No one was seriously injured as a result of the chemical release. The eight people who sought medical evaluation Monday night all were treated and released that night, according to a spokeswoman for Eastern Maine Medical Center. Two other people also went to the hospital to ask questions about the chlorine release.
“They were evaluated, cared for and able to go home,” said Nancy Ballard, director of community relations for Eastern Maine Health Care.
Workers at the chemical facility, which employs 70 people, found that approximately 1,700 pounds of chlorine escaped when one rail car bumped another as the second was being filled with the chemical.
“When 1,700 pounds of liquid chlorine turns into a gas, a pure gas with no air in it, the green cloud would be in the vicinity of 6 cubic meters,” explained Cleve Leckey, an oil and hazardous materials specialist for the Maine Department of Environmental Protection. “If was spherical, like a ball, it would be pretty close to 2 meters in diameter” at the widest point. A meter is about the same size as a yard.
Despite the technically small leak, Leckey of DEP said Tuesday that the incident “could have been more minor than it was.”

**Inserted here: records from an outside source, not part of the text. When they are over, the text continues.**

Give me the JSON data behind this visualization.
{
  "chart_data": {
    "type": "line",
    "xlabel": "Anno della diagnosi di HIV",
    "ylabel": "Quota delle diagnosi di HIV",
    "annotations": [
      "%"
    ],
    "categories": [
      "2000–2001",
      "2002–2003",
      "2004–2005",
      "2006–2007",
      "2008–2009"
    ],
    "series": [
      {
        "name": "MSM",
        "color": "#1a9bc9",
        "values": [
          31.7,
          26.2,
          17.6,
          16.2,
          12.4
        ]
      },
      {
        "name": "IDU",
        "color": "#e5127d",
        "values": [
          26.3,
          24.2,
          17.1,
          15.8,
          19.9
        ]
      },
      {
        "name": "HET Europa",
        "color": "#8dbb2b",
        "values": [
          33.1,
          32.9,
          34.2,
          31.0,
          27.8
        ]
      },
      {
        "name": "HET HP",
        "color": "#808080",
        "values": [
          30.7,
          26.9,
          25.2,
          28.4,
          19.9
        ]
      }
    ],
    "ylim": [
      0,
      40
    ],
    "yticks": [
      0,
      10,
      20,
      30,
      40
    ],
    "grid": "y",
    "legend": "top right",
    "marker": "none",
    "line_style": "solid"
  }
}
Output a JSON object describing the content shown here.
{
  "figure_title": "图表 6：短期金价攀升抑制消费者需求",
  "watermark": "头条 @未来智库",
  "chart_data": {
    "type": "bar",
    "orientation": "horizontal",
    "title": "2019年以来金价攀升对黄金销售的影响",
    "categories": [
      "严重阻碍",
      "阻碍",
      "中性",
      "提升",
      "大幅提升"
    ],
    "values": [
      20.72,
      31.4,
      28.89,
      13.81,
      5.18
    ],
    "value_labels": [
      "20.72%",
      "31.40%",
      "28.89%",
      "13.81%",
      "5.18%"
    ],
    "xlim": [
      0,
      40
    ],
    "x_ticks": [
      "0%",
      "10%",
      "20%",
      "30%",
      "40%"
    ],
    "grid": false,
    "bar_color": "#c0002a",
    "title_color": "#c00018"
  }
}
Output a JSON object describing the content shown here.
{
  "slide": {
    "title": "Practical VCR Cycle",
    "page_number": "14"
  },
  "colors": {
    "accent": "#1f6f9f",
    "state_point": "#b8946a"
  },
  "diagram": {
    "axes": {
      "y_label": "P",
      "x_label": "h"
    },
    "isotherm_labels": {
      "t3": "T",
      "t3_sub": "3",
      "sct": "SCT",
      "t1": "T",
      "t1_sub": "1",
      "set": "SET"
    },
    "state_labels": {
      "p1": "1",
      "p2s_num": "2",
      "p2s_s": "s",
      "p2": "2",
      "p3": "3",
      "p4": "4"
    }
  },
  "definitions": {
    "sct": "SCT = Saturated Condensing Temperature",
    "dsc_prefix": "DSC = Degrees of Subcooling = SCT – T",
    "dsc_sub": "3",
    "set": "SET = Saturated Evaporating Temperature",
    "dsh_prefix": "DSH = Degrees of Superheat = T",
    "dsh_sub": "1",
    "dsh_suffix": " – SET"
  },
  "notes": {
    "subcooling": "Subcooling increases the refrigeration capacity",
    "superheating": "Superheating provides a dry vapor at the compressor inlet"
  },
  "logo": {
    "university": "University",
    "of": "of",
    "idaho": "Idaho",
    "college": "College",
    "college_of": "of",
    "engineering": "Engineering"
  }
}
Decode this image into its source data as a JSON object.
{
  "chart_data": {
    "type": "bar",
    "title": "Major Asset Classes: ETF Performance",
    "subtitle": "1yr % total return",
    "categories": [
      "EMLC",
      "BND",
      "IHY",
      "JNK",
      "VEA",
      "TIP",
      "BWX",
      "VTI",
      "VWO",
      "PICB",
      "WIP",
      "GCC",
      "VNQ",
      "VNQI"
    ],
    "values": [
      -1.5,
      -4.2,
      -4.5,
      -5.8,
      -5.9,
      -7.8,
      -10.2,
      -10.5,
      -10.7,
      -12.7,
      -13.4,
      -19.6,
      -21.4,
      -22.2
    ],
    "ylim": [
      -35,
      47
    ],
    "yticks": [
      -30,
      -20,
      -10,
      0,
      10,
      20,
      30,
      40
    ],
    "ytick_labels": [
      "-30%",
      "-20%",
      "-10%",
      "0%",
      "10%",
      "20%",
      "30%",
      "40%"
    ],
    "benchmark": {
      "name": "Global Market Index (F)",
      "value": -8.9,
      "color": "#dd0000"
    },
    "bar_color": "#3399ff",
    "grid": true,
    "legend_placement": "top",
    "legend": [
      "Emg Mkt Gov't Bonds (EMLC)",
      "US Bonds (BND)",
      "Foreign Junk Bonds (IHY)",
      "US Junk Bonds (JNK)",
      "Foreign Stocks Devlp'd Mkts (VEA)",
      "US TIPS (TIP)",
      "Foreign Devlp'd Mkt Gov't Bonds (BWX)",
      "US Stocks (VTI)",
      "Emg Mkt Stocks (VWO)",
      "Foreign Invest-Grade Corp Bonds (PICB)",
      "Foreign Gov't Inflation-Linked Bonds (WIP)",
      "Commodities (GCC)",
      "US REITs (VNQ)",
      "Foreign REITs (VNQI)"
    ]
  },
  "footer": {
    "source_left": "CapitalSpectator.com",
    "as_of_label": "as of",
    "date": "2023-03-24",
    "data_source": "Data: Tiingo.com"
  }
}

“When you have as many as 10 people involved … [who] think they’ve been exposed, that’s not the most minor spill I’ve ever attended to.”
One of the people who checked in at EMMC Monday night was a neighbor of the chemical facility who wanted to know why the community was not informed that the leak had occurred.
The town of Orrington and HoltraChem each cover half the cost of an emergency siren mounted at the plant. The siren does not go off automatically; emergency officials must decide to turn it on.
On Monday night, that decision rested with Orrington Fire Chief Leslie Grover. He determined that the situation was not serious enough to warrant sounding the siren.